A Phase-Plane Representation of the Convective Life Cycle: Characterizing Diabatic and Adiabatic Drivers during the Indian Summer Monsoon

Tropical deep convection evolves as a cyclic process, but most observational and modeling studies diagnose convection through regional or domain-based contrasts, obscuring how key physical processes vary across different stages of the convective life cycle. The convective life cycle in the tropics is frequently conceptualized through recharge discharge processes. While valuable, this framework can be extended with more granular, phase specific diagnostics to better understand the distinct physical processes governing each stage of convection. Here, we build on existing phase-plane approaches to represent convection as a cyclic process, using column-integrated moist static energy (MSE) and its temporal tendency as the primary state variables. The phase plane is constructed with column integrated MSE along the horizontal axis and its temporal derivative along the vertical axis.
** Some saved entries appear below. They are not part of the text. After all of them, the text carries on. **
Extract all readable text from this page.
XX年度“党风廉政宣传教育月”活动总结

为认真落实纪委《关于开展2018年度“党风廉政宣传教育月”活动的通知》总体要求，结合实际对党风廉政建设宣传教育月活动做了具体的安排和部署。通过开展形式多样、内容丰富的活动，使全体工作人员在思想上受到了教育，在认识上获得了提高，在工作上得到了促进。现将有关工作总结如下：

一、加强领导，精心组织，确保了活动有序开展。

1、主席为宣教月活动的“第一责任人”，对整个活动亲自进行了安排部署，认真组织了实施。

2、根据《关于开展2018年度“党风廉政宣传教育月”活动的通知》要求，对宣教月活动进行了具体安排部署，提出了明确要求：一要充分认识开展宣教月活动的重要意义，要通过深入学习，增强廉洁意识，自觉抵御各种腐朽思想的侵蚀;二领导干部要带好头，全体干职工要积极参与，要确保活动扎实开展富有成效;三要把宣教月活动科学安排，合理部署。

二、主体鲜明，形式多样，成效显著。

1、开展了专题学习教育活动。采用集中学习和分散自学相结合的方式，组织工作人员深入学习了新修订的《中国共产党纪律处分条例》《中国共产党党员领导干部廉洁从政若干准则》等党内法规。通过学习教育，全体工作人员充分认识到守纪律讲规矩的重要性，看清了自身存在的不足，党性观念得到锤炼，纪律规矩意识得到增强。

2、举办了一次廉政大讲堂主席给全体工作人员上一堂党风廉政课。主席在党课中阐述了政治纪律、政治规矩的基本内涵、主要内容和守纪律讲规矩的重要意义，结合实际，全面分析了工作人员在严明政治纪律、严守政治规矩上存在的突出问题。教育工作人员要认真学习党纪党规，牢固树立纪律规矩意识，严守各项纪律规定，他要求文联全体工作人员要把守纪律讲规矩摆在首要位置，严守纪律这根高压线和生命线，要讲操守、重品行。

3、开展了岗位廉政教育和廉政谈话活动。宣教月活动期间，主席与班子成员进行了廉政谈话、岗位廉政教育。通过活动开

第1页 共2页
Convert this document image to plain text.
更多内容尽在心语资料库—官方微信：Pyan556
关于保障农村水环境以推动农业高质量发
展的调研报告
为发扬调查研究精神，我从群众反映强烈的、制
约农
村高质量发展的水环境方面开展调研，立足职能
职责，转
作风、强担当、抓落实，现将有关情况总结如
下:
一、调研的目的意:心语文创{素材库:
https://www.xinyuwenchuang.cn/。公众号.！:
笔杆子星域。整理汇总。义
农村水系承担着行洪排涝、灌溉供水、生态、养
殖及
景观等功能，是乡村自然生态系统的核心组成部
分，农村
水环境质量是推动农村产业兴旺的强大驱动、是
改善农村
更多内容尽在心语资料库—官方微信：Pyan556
While adhering to the established recharge–discharge paradigm, we extend this terminology by defining four distinct, cycle-consistent stages on the phase plane: Build-up, Cresting, Decay, and Recovery. Applying this framework to the Indian Summer Monsoon (ISM) core region, we map quasi-geostrophic (QG) omega-scaled precipitation components onto the MSE phase plane  to investigate the relative contributions of diabatic heating  and adiabatic forcing across the convective life cycle. These stage dependent signatures demonstrate the utility of the MSE phase plane for attributing and relative importance of dynamical and diabatic processes across the convective life cycle. Final results and extended analyses will be presented and discussed at the conference.